Ultrabooks are popping up everywhere. Most all PC manufacturers are coming up with their own signature design. But at the end of the day, they all seem to be following suit to Apple’s sleek form factor. The MacBook Air was the first to arrive on the market which was the thinnest Ultrabook on the market. Now PC manufacturers are trying to play catch up with their own designs.
Mobile Edge offers a full line of Ultrabook sleeves, briefcases, messenger bags backpacks and portfolios. All designed to protect that new sleek Ultrabook.
Here is a brief clip from a recent New York Times article posted about Ultrabooks after the Consumer Electronics Show in Las Vegas. To read the full article click on the link below.
By BRIAN X. CHEN, New York Times Technology Editor
Helping to drive Apple’s growth is its MacBook Air, a laptop computer that measures less than an inch thick and weighs under three pounds. In late 2010, Apple reduced the base price of the Air to $1,000, down from its original $1,800 price tag.
So what did the PC makers introduce last week here at the International Consumer Electronics Show? Ultrabooks, thin laptop computers built with a new Intel low-power chip and solid-state storage that replaces the bulkier mechanical hard drive.
Intel had about a dozen Ultrabooks on display in its booth from manufacturers including Hewlett-Packard, Lenovo, LG and Asus. And Intel, which holds the Ultrabook trademark, expects 70 more notebook designs will arrive in 2012, according to Anand Lakshmanan, Intel’s Ultrabook product manager.
Most of the Ultrabooks cost upward of $900, though Intel wants to work with manufacturers to bring the average price down to $700, Mr. Lakshmanan said.
Some Ultrabooks are aiming to outdo the Air, if not on price then on abilities.

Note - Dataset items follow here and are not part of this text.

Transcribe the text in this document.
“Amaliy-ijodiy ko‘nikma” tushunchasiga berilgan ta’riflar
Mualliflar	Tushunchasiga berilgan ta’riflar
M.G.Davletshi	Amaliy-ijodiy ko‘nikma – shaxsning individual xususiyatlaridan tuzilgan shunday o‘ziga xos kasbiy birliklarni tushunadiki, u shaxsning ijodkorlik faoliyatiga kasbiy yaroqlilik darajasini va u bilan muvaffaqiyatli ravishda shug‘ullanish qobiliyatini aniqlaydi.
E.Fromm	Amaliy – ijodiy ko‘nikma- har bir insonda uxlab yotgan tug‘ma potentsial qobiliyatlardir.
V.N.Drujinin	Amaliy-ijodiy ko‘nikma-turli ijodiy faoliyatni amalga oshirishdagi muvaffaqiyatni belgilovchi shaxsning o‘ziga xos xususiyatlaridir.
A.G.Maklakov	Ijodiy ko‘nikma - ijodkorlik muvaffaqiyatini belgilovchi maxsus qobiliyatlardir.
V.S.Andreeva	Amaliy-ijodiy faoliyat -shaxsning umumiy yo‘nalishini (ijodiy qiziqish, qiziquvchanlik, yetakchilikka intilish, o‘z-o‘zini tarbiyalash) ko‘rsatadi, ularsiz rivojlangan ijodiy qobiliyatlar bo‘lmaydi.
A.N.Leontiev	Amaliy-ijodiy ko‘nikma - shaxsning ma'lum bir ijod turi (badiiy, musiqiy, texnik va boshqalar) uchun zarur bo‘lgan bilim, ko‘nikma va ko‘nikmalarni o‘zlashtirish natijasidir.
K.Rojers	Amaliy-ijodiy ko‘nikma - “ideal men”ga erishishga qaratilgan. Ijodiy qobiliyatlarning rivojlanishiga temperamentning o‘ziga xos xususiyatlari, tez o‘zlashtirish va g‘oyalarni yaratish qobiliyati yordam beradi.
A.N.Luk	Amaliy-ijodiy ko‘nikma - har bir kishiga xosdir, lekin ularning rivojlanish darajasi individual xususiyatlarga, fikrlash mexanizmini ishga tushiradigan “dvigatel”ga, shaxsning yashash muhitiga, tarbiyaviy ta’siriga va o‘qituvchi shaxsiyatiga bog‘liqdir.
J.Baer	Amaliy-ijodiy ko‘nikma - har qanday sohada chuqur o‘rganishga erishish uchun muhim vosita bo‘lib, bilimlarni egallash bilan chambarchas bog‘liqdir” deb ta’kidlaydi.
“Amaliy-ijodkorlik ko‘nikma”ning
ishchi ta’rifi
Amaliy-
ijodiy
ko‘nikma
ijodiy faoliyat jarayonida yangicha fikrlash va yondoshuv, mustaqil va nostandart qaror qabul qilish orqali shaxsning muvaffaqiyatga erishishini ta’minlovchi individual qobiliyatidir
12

Dell’s XPS 13 is a $1,000 laptop with an aluminum shell and a 13-inch screen; it weighs 2.99 pounds and measures less than an inch thick. Acer’s S5 Ultrabook, which does not yet have a price, weighs less than three pounds and measures 0.59 of an inch at its thickest point, making it even thinner than the MacBook Air, which is 0.67 of an inch at its thickest point.